Fruit trees

Mc1987

Member
I am going to order some pears, persimmons, and Cheastnunts to plant in the edge of my food plots. How many have planted and have they met your expectations?
 

NE GA Pappy

Mr. Pappy
my Dunstan Chestnuts went thru their 3rd growing season, and they produced several pounds of chestnuts. Hoping for a large crop next year.
 

Crakajak

Daily Driveler News Team
I have all those and more.Keifer pear is my favorite for wildlife.
 

georgia_home

Senior Member
Some guys at our place have laced several different varieties of pears all through one of the pine tracts. And a few other low maintenance fruit trees. Persimmons and such.

They also try to find things that fruit at different times to spread the attraction time, and get some that will be ready around the start of buck gun season. (2nd Friday in Nov )

They do other stuff too. Crop style. The last few years it's really been paying off. Nice bucks on cams and a couple taken too.
 

misterpink

Senior Member
There are normally some great deal on fruit trees at the big box stores this time of year.

Be aware that there are different size trees, dwarf, semi dwarf and standard.

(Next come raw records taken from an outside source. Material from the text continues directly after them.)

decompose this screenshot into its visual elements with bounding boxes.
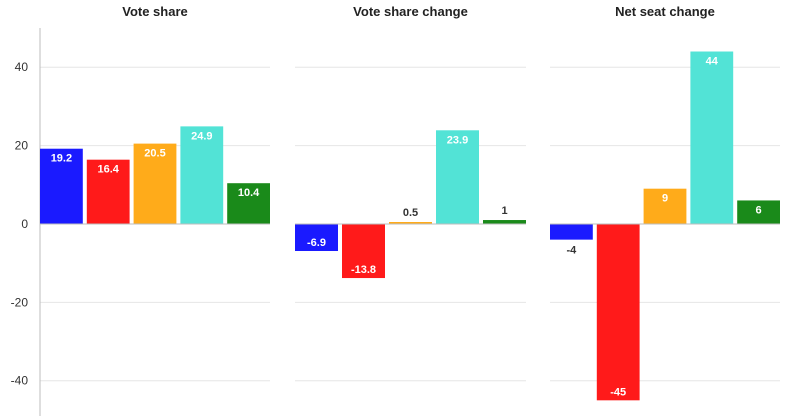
bar [86,159,130,224]
bar [342,223,385,279]
data-label: -45 [610,386,626,398]
y-tick-label: -40 [11,374,29,388]
data-label: 1 [501,205,507,217]
bar [227,183,270,224]
y-tick-label: 20 [15,139,29,153]
y-tick-label: 40 [15,60,29,74]
bar [483,220,526,224]
bar [40,148,83,224]
data-label: -4 [567,245,578,257]
panel-title: Vote share change [353,4,468,19]
panel-title: Net seat change [615,4,715,19]
data-label: 0.5 [403,207,418,219]
bar [690,51,734,224]
data-label: -13.8 [351,264,376,276]
y-tick-label: -20 [11,295,29,309]
data-label: 6 [756,204,762,216]
bar [389,222,432,224]
data-label: 10.4 [238,187,260,199]
data-label: 23.9 [447,134,468,146]
bar [133,143,177,224]
data-label: 20.5 [144,148,165,160]
data-label: 44 [706,56,719,68]
data-label: 24.9 [191,130,212,142]
bar [596,223,640,401]
data-label: 19.2 [51,153,72,165]
y-tick-label: 0 [21,217,28,231]
bar [295,223,338,252]
bar [737,200,780,224]
bar [550,223,593,240]
data-label: -6.9 [307,237,326,249]
panel-title: Vote share [122,4,188,19]
bar [436,130,479,224]
data-label: 9 [662,193,668,205]
bar [180,126,224,224]
bar [643,188,687,224]
data-label: 16.4 [97,164,119,176]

Buy standard when at all possible for wildlife - they fruit slower but you will be rewarded with big trees that way out produce the others when mature. Others are geared more toward your yard.

Pears are probably the easiest and biggest bang for your buck. Then apples, persimmon, crabapple would be my next pick. Skip peaches, plums and things that require work to keep pests, disease and fungus free. Expect to pay for quality but some of those $5 trees from Home Depot can do well.
 

bhouston

Senior Member
I've planted trees the last 3 years. This year is the first that we have seen fruit on some of the trees. Mostly pear, but some apple and some persimmons (grafted to be female). Adds to the variety and learing about trees (and food plots & timber improvement, etc.) is sometimes more fun than pulling the trigger....
 

Triple C

Senior Member
Started planting pears in 2011 - Kieffer and Orient. Caged, watered, fertilized and pruned them each year. Got 18 growing now. Prolly had 5 pears total this year. Here's the issue with pear trees...late frost. Seems my blooms get wiped out most every year with that mid to late April frost. If I make it thru a year without a late frost I'm gonna be loaded! Here's my advice...plant on the highest elevation on your property as frost settles in the lowest spot first.

Got 2 surviving dunstan chestnuts that have been in the ground 2 years. Expecting a few chestnuts next year.

Got a combination of 10 yates and horse apple trees a buddy of mine grafted on to root stock this past March. Got them in 5 ft tubes and a few have grown out of the tube already. Looking forward to see how they do next year.

However, in my 7 years of doing this stuff, nothing compares to the good ole fashion native persimmon trees when it comes to producing mast every single year. Love persimmons and they stay on the tree thru mid to late November.
 

NCHillbilly

Administrator
Staff member
In the last year on my place, I planted a couple Dunstan chestnuts, some Meader and Deer Magnet persimmons, and a couple Ison muscadine vines.

I also bark-grafted Meader and Prok persimmon scion wood onto a bunch of existing male persimmons, with a 100% success rate. The new growth on the grafted trees compared to the planted ones was phenomenal. 4'-5' growth on most. I wouldn't doubt it if some of them don't produce a few persimmons next year.